Los cazadores hacen un circuito largo y lento desde Ewell a través de Epsom y de vuelta por Cheam Common. Recorren senderos hundidos y atraviesan prados encordelados con seda de araña cubierta de rocío, pasan por la casa señorial y la iglesia distrital y cruzan los vados que alguna vez las legiones del César enturbiaron con sus botas. Los recolectores de fruta en los huertos aparecen entre la niebla como fantasmas, con la esperanza de poder verlos.

Aquellos jinetes no son hombres ordinarios. Tienen sirvientes que se apresuran a seguirlos por los campos cargando cestas de cordero y queso y odres del mejor vino del Rin. Aquello no es una cacería como la que imaginaría un hombre humilde.
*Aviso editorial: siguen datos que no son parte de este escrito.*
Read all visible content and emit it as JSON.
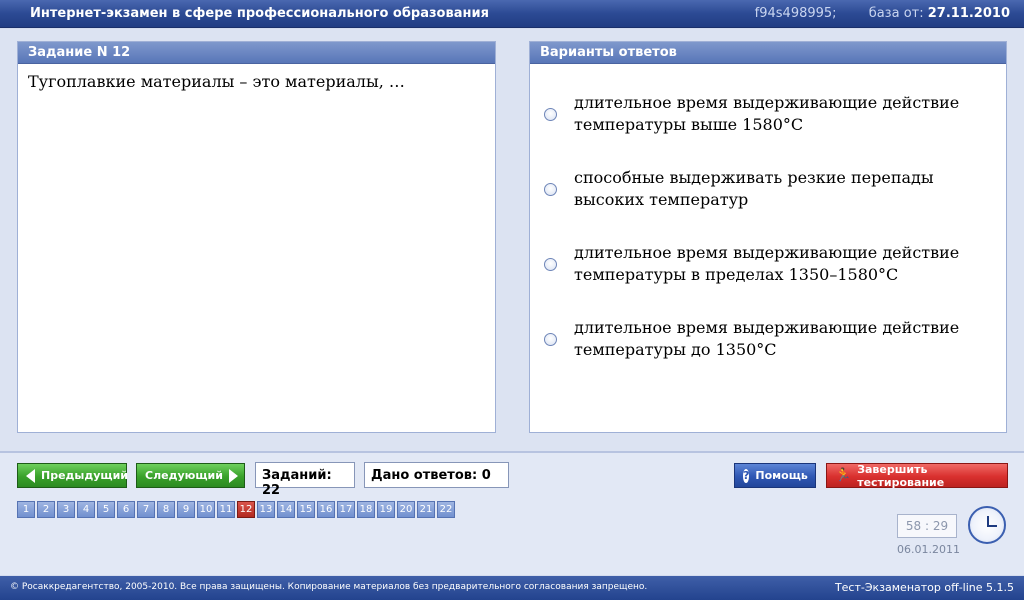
{
  "title_bar": {
    "title": "Интернет-экзамен в сфере профессионального образования",
    "code": "f94s498995;",
    "db_label": "база от:",
    "db_date": "27.11.2010"
  },
  "task_panel": {
    "header": "Задание N 12",
    "question": "Тугоплавкие материалы – это материалы, …"
  },
  "answers_panel": {
    "header": "Варианты ответов",
    "options": [
      "длительное время выдерживающие действие температуры выше 1580°C",
      "способные выдерживать резкие перепады высоких температур",
      "длительное время выдерживающие действие температуры в пределах 1350–1580°C",
      "длительное время выдерживающие действие температуры до 1350°C"
    ]
  },
  "nav": {
    "prev_label": "Предыдущий",
    "next_label": "Следующий",
    "tasks_count": "Заданий: 22",
    "answers_given": "Дано ответов: 0",
    "help_label": "Помощь",
    "finish_label": "Завершить тестирование"
  },
  "pages": {
    "items": [
      "1",
      "2",
      "3",
      "4",
      "5",
      "6",
      "7",
      "8",
      "9",
      "10",
      "11",
      "12",
      "13",
      "14",
      "15",
      "16",
      "17",
      "18",
      "19",
      "20",
      "21",
      "22"
    ],
    "active": "12"
  },
  "timer": "58 : 29",
  "date": "06.01.2011",
  "footer": {
    "copyright": "© Росаккредагентство, 2005-2010. Все права защищены. Копирование материалов без предварительного согласования запрещено.",
    "version": "Тест-Экзаменатор off-line 5.1.5"
  },
  "colors": {
    "accent": "#2c4a94",
    "active_page": "#b2291f",
    "nav_button": "#39a12a",
    "help_button": "#2f57b3",
    "finish_button": "#d9302e"
  },
  "icons": {
    "prev": "triangle-left-icon",
    "next": "triangle-right-icon",
    "help": "question-icon",
    "finish": "running-man-icon",
    "clock": "clock-icon"
  }
}
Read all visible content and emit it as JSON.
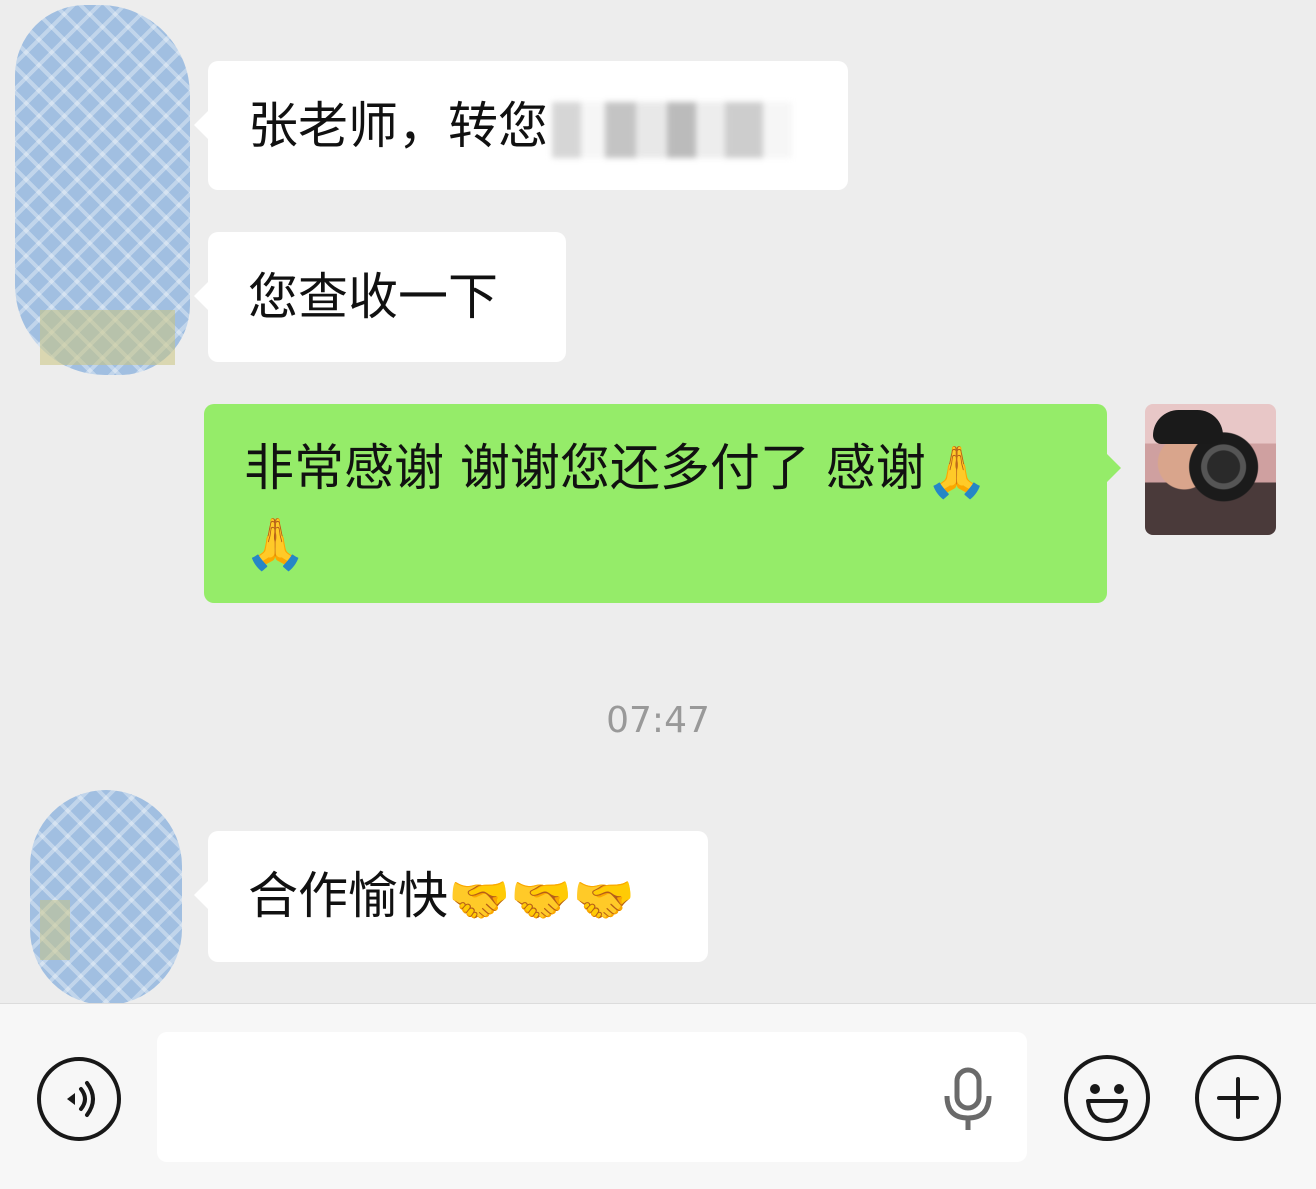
{
  "messages": [
    {
      "from": "other",
      "text": "张老师，转您"
    },
    {
      "from": "other",
      "text": "您查收一下"
    },
    {
      "from": "self",
      "text_line1": "非常感谢 谢谢您还多付了 感谢",
      "emoji_line1": "🙏",
      "emoji_line2": "🙏"
    },
    {
      "from": "other",
      "text": "合作愉快",
      "emojis": "🤝🤝🤝"
    }
  ],
  "timestamp": "07:47",
  "input": {
    "placeholder": ""
  },
  "icons": {
    "voice": "voice-icon",
    "mic": "microphone-icon",
    "emoji": "emoji-icon",
    "add": "plus-icon"
  },
  "colors": {
    "background": "#ededed",
    "self_bubble": "#95ec69",
    "other_bubble": "#ffffff",
    "avatar_blur": "#9dbde1",
    "timestamp": "#999999"
  }
}
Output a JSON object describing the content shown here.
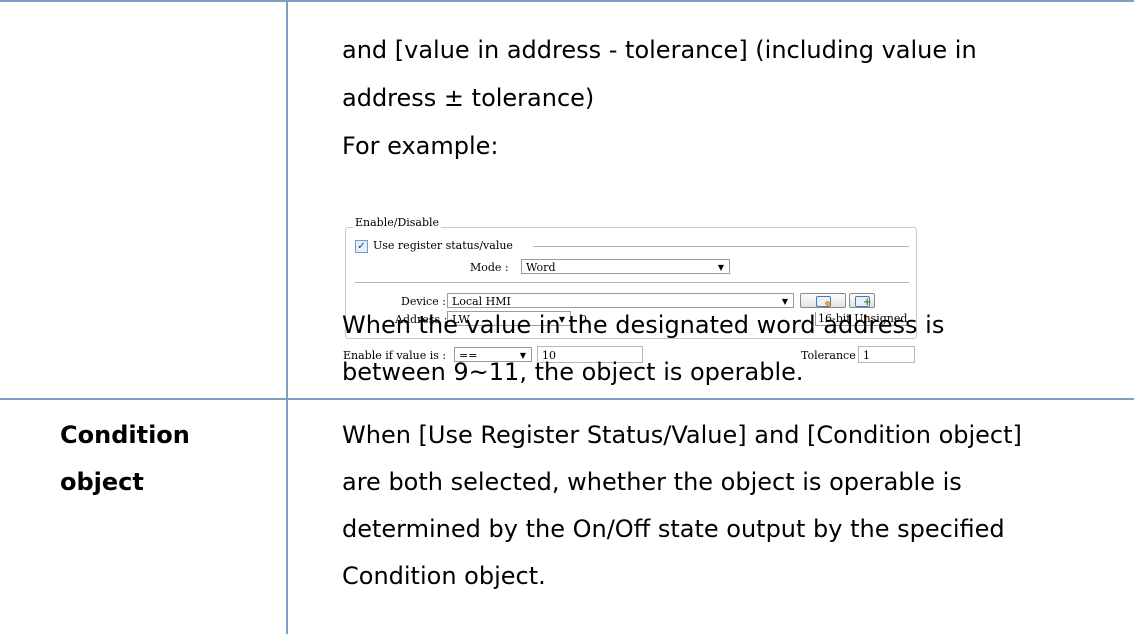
{
  "cell_top": {
    "line1": "and [value in address - tolerance] (including value in",
    "line2": "address ± tolerance)",
    "line3": "For example:",
    "line4": "When the value in the designated word address is",
    "line5": "between 9~11, the object is operable."
  },
  "dialog": {
    "group_title": "Enable/Disable",
    "checkbox_label": "Use register status/value",
    "checkbox_checked": true,
    "mode_label": "Mode :",
    "mode_value": "Word",
    "device_label": "Device :",
    "device_value": "Local HMI",
    "address_label": "Address :",
    "address_type": "LW",
    "address_value": "0",
    "data_format": "16-bit Unsigned",
    "enable_label": "Enable if value is :",
    "enable_operator": "==",
    "enable_value": "10",
    "tolerance_label": "Tolerance :",
    "tolerance_value": "1",
    "icons": [
      "tag-settings-icon",
      "add-tag-icon"
    ]
  },
  "row_condition": {
    "header_line1": "Condition",
    "header_line2": "object",
    "desc_line1": "When [Use Register Status/Value] and [Condition object]",
    "desc_line2": "are both selected, whether the object is operable is",
    "desc_line3": "determined by the On/Off state output by the specified",
    "desc_line4": "Condition object."
  },
  "colors": {
    "table_border": "#7f9fc6",
    "checkbox_accent": "#1b3e8c"
  }
}
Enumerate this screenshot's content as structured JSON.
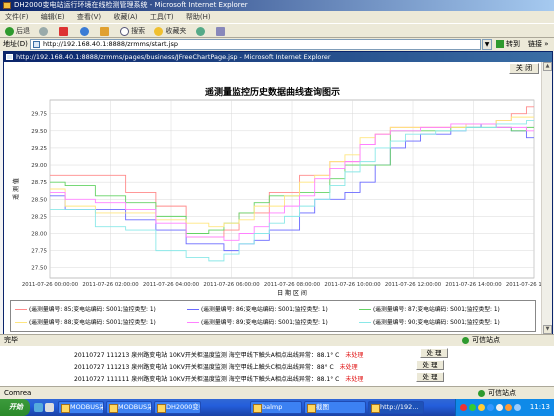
{
  "outer_window": {
    "title": "DH2000变电站运行环境在线检测管理系统 - Microsoft Internet Explorer"
  },
  "menu": [
    "文件(F)",
    "编辑(E)",
    "查看(V)",
    "收藏(A)",
    "工具(T)",
    "帮助(H)"
  ],
  "toolbar": {
    "back": "后退",
    "search": "搜索",
    "favorites": "收藏夹"
  },
  "address": {
    "label": "地址(D)",
    "url": "http://192.168.40.1:8888/zrmms/start.jsp",
    "go": "转到",
    "links": "链接 »"
  },
  "popup": {
    "title": "http://192.168.40.1:8888/zrmms/pages/business/JFreeChartPage.jsp - Microsoft Internet Explorer",
    "close_label": "关 闭"
  },
  "chart_data": {
    "type": "line",
    "title": "遥测量监控历史数据曲线查询图示",
    "xlabel": "日 期 区 间",
    "ylabel": "遥 测 值",
    "ylim": [
      27.35,
      29.95
    ],
    "y_ticks": [
      "29.75",
      "29.50",
      "29.25",
      "29.00",
      "28.75",
      "28.50",
      "28.25",
      "28.00",
      "27.75",
      "27.50"
    ],
    "x_ticks": [
      "2011-07-26 00:00:00",
      "2011-07-26 02:00:00",
      "2011-07-26 04:00:00",
      "2011-07-26 06:00:00",
      "2011-07-26 08:00:00",
      "2011-07-26 10:00:00",
      "2011-07-26 12:00:00",
      "2011-07-26 14:00:00",
      "2011-07-26 16:00:00"
    ],
    "x_hours": [
      0,
      1,
      2,
      3,
      4,
      5,
      5.5,
      6,
      6.5,
      7,
      7.5,
      8,
      8.5,
      9,
      9.5,
      10,
      10.5,
      11,
      11.5,
      12,
      12.5,
      13,
      13.5,
      14,
      14.5,
      15,
      15.5,
      16
    ],
    "series": [
      {
        "name": "(遥测量编号: 85;变电站编码: S001;监控类型: 1)",
        "color": "#ff8a8a",
        "values": [
          28.85,
          28.85,
          28.85,
          28.6,
          28.4,
          27.95,
          27.95,
          28.05,
          28.3,
          28.3,
          28.6,
          28.6,
          28.85,
          28.85,
          29.05,
          29.05,
          29.3,
          29.45,
          29.55,
          29.55,
          29.55,
          29.55,
          29.55,
          29.6,
          29.6,
          29.65,
          29.75,
          29.85
        ]
      },
      {
        "name": "(遥测量编号: 86;变电站编码: S001;监控类型: 1)",
        "color": "#6a6aff",
        "values": [
          28.55,
          28.35,
          28.35,
          28.2,
          28.05,
          27.85,
          27.85,
          27.75,
          27.85,
          27.9,
          28.05,
          28.05,
          28.3,
          28.5,
          28.5,
          28.6,
          28.75,
          29.0,
          29.25,
          29.35,
          29.45,
          29.45,
          29.5,
          29.55,
          29.6,
          29.55,
          29.5,
          29.4
        ]
      },
      {
        "name": "(遥测量编号: 87;变电站编码: S001;监控类型: 1)",
        "color": "#64d264",
        "values": [
          28.75,
          28.7,
          28.55,
          28.45,
          28.25,
          28.0,
          28.05,
          28.15,
          28.3,
          28.45,
          28.55,
          28.55,
          28.6,
          28.6,
          28.8,
          29.0,
          29.0,
          29.0,
          29.5,
          29.5,
          29.5,
          29.5,
          29.55,
          29.55,
          29.55,
          29.55,
          29.5,
          29.55
        ]
      },
      {
        "name": "(遥测量编号: 88;变电站编码: S001;监控类型: 1)",
        "color": "#ffe680",
        "values": [
          28.65,
          28.4,
          28.3,
          28.3,
          28.2,
          28.15,
          28.1,
          28.15,
          28.2,
          28.4,
          28.4,
          28.55,
          28.75,
          28.85,
          29.05,
          29.15,
          29.4,
          29.45,
          29.55,
          29.55,
          29.55,
          29.55,
          29.55,
          29.6,
          29.6,
          29.65,
          29.7,
          29.7
        ]
      },
      {
        "name": "(遥测量编号: 89;变电站编码: S001;监控类型: 1)",
        "color": "#ff80ff",
        "values": [
          28.6,
          28.5,
          28.45,
          28.35,
          28.15,
          27.95,
          27.95,
          27.9,
          28.0,
          28.1,
          28.3,
          28.4,
          28.55,
          28.8,
          28.95,
          29.05,
          29.3,
          29.45,
          29.5,
          29.5,
          29.55,
          29.55,
          29.6,
          29.6,
          29.6,
          29.55,
          29.55,
          29.5
        ]
      },
      {
        "name": "(遥测量编号: 90;变电站编码: S001;监控类型: 1)",
        "color": "#8ae8e8",
        "values": [
          28.35,
          28.35,
          28.1,
          28.05,
          27.75,
          27.65,
          27.6,
          27.7,
          27.85,
          28.0,
          28.15,
          28.25,
          28.4,
          28.5,
          28.7,
          28.9,
          29.05,
          29.25,
          29.35,
          29.45,
          29.45,
          29.5,
          29.5,
          29.55,
          29.55,
          29.6,
          29.6,
          29.65
        ]
      }
    ]
  },
  "status": {
    "done": "完毕",
    "zone": "可信站点"
  },
  "alarms": [
    {
      "text": "20110727 111213 泉州路变电站 10KV开关柜温度监测 海空甲线下触头A相点出线异常：88.1° C",
      "status": "未处理",
      "button": "处 理"
    },
    {
      "text": "20110727 111213 泉州路变电站 10KV开关柜温度监测 海空甲线上触头C相点出线异常：88° C",
      "status": "未处理",
      "button": "处 理"
    },
    {
      "text": "20110727 111111 泉州路变电站 10KV开关柜温度监测 海空甲线下触头A相点出线异常：88.1° C",
      "status": "未处理",
      "button": "处 理"
    }
  ],
  "status2": {
    "left": "Comrea",
    "zone": "可信站点"
  },
  "taskbar": {
    "start": "开始",
    "tasks": [
      "MODBUS采集软件",
      "MODBUS采集软件",
      "DH2000变电...",
      "balmp",
      "截图",
      "http://192..."
    ],
    "clock": "11:13"
  }
}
—No cabe la menor duda, maese Robert, tiene usted un ave de primera —le dice John Lumley a su compañero más cercano, mientras una repentina ráfaga de plumas ensangrentadas flota en el aire inerte—. Su Juno está avergonzando a mi Paris.

Lumley es el anfitrión de la agradable expedición de ese día. Su cara larga y afligida, propia de un oriundo de Northumbria, parece hecha para el clima, y su larga barba con forma de pala resplandece de rocío. Además de ser el mecenas de la cátedra de Anatomía del Colegio de Médicos, Lumley también es propietario pignoraticio de Nonsuch, el magnífico pabellón de caza construido en la ondulada campiña de Surrey por el padre de Isabel, el rey Enrique. Nonsuch. Es tan hermoso que no hay ningún lugar que se le parezca. Nonpareil, como dirían los franceses. Sin duda es más bonito que Greenwich, e incluso más impresionante que el vasto templo a la vanidad del cardenal Wolsey en Hampton Court. Y lo que su dueño realmente quiere decir cuando felicita al joven Robert Cecil por la calidad de su halcón es esto: “Me pregunto si la está entrenando para que me arranque el corazón y así pueda robarme Nonsuch, para dárselo a la reina como regalo. Cree que eso aumentaría las reservas de su estima hacia usted”.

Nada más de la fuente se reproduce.